The charge that the situation of the displaced Jews in the U.S. zone in Germany, as presented to the Senate War Investigating Committee by its counsel George Meader, is “distorted into an ugly picture” is made today by Maj. George F. Eliot in an article in the New York Herald-Tribune. (The section of the report dealing with DP’s was first revealed by the Jewish Telegraphic Agency on Nov. 22.)
Emphasizing that he recently visited the U.S. zones in Europe and studied the problems of the displaced Jews, Maj. Eliot says that the Meader report cannot be taken seriously because it contains many false statements. He takes issue particularly with the part of the report which says that the Army authorities suspect that the Joint Distribution Committee is financing the transportation of Jews fleeing into the American zone.
“This can only be characterized as either a deliberate or a grossly negligent distortion of the truth,” Major Eliot states. “The slightest inquiry would have enabled Mr.
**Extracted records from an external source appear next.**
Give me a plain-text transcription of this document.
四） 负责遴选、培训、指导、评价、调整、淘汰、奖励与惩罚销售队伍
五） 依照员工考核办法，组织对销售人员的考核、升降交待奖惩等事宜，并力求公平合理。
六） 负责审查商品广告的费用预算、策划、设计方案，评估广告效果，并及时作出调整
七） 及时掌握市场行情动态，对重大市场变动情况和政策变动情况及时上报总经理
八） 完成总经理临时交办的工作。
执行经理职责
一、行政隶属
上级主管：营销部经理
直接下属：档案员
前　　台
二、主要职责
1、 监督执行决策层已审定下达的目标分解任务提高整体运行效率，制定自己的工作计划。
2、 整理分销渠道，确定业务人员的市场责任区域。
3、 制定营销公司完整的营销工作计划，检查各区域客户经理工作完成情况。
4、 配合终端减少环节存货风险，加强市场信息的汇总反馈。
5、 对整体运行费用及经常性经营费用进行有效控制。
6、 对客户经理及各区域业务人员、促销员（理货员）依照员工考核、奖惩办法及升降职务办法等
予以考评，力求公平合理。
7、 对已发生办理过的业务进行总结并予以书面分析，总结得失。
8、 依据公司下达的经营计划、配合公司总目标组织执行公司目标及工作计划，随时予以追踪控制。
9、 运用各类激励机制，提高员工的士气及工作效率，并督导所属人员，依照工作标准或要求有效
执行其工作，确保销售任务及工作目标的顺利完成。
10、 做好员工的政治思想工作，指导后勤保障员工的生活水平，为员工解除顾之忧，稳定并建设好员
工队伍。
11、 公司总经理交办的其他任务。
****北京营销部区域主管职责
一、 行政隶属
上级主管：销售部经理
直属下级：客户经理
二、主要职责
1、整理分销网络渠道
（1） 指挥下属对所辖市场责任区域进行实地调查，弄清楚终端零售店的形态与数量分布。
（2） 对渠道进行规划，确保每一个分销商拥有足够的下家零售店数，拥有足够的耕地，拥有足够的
Meader to discover that the influx of Jewish refugees has its origin in Poland, that virtually all those reaching the American zone are Polish Jews fleeing for their lives from the rising horror of anti-Semitic outbreaks in their native country, and that the borders of the American zone of Germany are open to them by the settled, humanitarian policy of the United States government and the Army authorities.
“Furthermore, the slightest inquiry would have enabled Mr. Meader to find out that the American Joint Distribution Committee, financed by the contributions of American can Jews through the United Jewish Appeal, has been engaged wholly in the humanitarian task of caring for the frightened, suffering Jewish population of Europe, in Poland and in every other country where there are Jews remaining alive after the Hitlerian holocaust. The Joint Distribution Committee takes care of these people wherever it finds them–at home or on the move, in camps or in cities.
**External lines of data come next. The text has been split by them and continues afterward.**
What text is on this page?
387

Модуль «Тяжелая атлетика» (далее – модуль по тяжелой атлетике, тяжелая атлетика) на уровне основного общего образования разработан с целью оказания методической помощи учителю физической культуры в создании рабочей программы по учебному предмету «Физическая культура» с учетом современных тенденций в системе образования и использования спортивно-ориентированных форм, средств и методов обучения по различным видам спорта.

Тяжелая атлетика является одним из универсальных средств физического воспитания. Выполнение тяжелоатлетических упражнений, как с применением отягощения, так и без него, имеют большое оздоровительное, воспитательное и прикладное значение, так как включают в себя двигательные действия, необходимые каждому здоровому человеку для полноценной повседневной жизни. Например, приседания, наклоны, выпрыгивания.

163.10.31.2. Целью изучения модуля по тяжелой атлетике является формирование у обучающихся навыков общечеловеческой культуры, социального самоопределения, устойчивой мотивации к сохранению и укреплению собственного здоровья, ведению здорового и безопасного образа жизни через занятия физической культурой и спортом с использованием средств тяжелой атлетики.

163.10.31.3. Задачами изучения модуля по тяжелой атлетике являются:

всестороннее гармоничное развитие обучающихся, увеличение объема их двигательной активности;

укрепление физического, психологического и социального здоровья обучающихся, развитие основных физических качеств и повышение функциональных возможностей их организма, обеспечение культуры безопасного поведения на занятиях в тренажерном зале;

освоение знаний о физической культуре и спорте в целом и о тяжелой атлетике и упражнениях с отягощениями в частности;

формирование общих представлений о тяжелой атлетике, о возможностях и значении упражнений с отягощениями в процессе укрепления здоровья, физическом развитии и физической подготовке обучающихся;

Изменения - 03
“Of its work, the Secretary of War, Robert P. Patterson, said only last Monday, addressing the annual convention of the United Jewish Appeal: “There is meanwhile the need to lighten the load these victims of Nazism carry, to alleviate the hardships of their present existence to bring cheer to them in their plight, to make provision for their resettlement in brighter lands. It is a pressing need. Your response has been generous and whole-hearted in the past. I am confident that you will carry on the work so well begun. Does Mr. Meader want this work discontinued? And why does he try to give the impression that the Army wants it discontinued?”
RIDICULES MEADER’S SNEERING REMARKS; DOUBTS HIS ABILITY AS INVESTIGATOR
“As for Mr. Meader’s sneering remark that the Jewish refugees “all seem to be coming into our zone,” how does it happen that Mr. Meader did not trouble to inform himself that the American zones of Germany and Austria are the only places in Europe where a Jew fleeing from anti-Semitic terror in Poland or elsewhere in eastern Europe can be sure of refuge and shelter?
“Again to quote the Secretary of War: ‘Hundreds of thousands of homeless people have found their way to the United States zones of military occupation in Europe. They have been given a temporary haven in their flight from misery and persecution. Their gratitude has been shown by prayers and tears. Many of them the Army was under no obligation to receive. Closing of the zone borders had been sanctioned by Allied agreement. Yet the American heart, sympathetic to the oppressed, could not fall back on legalistic decision. The Army took these people in, fed them, clothed them and gave them shelter.
“These are all established facts, quite available to Mr. Meader. They are known to every American reporter in Germany, or who has recently been in Germany. They are facts in which every American should take pride. But in Mr. Meader’s report they are distorted into an ugly picture, with a hint of some underhanded conspiracy in the background. There seems to be something wrong with Mr. Meader’s ability as an investigator–or perhaps his heart is less sympathetic to the oppressed than it is to an opportunity for partisan criticism.”